I’ve got no one to talk to. Remy’s tried to speak to me a few times, but I’ve ignored him, and finally he stopped trying. Passion will only give me a hard time about the way I’m treating my father and I’m really not in the mood for a lecture.

With nowhere else to go, I run for the beach, nodding to the watchmen on duty as I pass the last few tents in the camp circle. Although the air is dry, lightning crackles in the distance, warning of an impending storm. Bumps rise up on my arms and I hug myself, rubbing them away.

The ocean is surprisingly calm, and I sit for a while, watching it breathe. They say Mother Earth’s hand extends to the very edges of the sea, at which point the Deep Blue governs itself, but I don’t know if I believe that. There are too many signs of the good Mother’s hand in everything. She paints the clouds overhead, lifts the seabirds on gusts and bursts of wind, heats the ocean with her fiery sun.

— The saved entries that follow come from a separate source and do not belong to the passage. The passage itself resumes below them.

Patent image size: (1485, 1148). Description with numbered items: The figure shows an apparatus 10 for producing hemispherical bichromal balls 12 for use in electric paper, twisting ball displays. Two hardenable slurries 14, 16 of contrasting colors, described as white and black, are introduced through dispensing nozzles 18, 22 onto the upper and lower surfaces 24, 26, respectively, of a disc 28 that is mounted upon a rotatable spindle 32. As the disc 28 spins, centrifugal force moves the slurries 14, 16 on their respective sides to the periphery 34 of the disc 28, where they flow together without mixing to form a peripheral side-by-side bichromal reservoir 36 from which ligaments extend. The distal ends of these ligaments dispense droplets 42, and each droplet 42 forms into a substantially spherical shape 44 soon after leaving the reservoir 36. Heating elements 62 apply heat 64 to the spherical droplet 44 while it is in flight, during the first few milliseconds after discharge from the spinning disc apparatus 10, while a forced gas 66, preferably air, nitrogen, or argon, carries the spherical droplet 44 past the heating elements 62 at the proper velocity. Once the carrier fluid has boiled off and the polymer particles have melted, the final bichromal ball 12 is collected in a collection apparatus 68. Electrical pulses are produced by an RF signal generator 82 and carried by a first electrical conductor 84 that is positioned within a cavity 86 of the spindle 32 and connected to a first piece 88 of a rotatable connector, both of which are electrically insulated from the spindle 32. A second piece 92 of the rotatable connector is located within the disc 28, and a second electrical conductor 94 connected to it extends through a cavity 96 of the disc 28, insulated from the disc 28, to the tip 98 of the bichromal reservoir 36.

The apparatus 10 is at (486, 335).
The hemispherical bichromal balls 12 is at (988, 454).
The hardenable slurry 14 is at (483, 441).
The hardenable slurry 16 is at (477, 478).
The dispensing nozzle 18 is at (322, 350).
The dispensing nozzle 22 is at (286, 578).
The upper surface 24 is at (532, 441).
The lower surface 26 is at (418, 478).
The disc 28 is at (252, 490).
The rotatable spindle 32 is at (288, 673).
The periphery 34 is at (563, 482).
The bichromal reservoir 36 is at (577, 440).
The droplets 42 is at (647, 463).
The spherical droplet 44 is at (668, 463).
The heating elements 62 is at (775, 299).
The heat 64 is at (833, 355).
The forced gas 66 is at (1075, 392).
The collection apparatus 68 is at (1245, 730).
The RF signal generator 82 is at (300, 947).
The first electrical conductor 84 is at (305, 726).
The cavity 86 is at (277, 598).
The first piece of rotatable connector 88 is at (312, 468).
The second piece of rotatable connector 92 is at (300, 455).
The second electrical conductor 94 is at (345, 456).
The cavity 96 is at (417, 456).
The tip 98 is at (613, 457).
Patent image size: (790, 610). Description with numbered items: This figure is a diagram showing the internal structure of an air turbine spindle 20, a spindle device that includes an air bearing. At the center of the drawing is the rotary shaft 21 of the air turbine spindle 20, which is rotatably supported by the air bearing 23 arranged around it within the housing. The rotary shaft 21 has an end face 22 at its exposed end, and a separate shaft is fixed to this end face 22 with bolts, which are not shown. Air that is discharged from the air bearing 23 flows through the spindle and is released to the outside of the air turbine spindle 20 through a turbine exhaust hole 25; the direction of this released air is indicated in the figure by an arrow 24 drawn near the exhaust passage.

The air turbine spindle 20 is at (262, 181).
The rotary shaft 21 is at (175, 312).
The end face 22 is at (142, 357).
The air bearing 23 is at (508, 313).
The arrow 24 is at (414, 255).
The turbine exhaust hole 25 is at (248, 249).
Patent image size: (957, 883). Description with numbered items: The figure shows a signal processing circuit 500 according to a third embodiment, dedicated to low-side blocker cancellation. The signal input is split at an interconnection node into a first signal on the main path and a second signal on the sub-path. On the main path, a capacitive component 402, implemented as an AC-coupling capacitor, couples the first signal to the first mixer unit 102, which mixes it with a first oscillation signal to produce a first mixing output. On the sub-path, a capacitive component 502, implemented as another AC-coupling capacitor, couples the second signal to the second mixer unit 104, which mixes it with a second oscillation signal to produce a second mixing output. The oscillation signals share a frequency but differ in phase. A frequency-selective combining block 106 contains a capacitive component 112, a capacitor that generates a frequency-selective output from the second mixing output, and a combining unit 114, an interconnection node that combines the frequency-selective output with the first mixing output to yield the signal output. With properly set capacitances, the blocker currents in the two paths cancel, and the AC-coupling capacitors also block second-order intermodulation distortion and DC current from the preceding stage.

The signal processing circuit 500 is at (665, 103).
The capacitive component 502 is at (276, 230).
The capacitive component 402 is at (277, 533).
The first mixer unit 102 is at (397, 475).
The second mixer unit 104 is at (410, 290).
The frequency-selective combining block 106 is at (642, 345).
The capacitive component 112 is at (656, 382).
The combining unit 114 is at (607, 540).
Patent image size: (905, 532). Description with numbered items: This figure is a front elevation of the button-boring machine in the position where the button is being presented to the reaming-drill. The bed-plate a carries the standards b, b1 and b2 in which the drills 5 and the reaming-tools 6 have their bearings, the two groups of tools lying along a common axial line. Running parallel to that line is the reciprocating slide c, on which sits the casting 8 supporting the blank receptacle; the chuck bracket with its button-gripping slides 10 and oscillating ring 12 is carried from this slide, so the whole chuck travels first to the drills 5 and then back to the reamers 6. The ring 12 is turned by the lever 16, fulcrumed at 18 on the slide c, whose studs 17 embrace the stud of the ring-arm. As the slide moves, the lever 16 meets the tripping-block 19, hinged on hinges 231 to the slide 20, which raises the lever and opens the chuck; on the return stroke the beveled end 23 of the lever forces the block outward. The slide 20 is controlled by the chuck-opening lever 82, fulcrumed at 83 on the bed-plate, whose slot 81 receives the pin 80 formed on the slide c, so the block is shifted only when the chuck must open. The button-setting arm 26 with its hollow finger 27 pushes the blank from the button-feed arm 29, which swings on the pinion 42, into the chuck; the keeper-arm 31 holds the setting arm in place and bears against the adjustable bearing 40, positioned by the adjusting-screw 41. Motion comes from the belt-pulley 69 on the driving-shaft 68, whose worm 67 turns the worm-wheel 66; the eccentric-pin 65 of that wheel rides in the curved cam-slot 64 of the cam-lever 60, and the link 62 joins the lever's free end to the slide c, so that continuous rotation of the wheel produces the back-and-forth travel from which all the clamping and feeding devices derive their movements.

If anything, the Deep Blue is a footman to Mother Earth.

The moon is bright tonight, rolling out a carpet of light across the ocean, shimmering anywhere the water pops up. A small wave rolls onto the sand, reaching toward me, sending crabs scurrying out of the way.

The hairs rise on the back of my neck and I leap to my feet, spinning around, ready to defend myself against the attack I feel coming.

Remy stands statue-still, eyes as wide as a full moon. “You’re not going to hit me, are you?” he says.

I’m surprised to feel contradicting desires in my heart. On one hand hitting him sounds like a pretty decent idea, but a more mysterious, less-controllable part of me wants to be close to him again, to have things be like they were before, when we were growing closer, back when my world wasn’t dead and burned, back before we were Riders. When we could swim naked in the ocean.

Has he come to make peace?

I shrug. “I’ll hit you if you want me to,” I say.

He laughs, and I realize how much I’ve missed it. My nerves, which have been so frayed and torn lately, seem to twist themselves back together.

Pain wells inside of me, gathering itself in bunches, aching like deep bruises.

“Would hitting me make you feel any better?” Remy asks.

Probably. “There’s a good chance,” I say.

“Then do it,” he says.

But I can’t, not when I haven’t even told him why I’m so angry with him.

“Why are you here?” I ask.

“My father sent me.”

What? “Why?”

“I don’t know, he wouldn’t tell me. I went to your tent first and your father said you’d left. He seemed pretty shattered. Did something happen?”

If only. “Nothing happened,” I say. “Ever since my mother…” Why am I telling him any of this? “Should I go to see your father?”

“Yes,” he says, and there’s a hitch in his voice that tells me he wishes it wasn’t one of his father’s errands that brought us to speak again.

I have to tell him. I have to. Even if it fails to quench the flames of my anger, at least he’ll know why.

But I don’t. I walk away, leaving him standing on the beach staring forlornly at the moonlit ocean.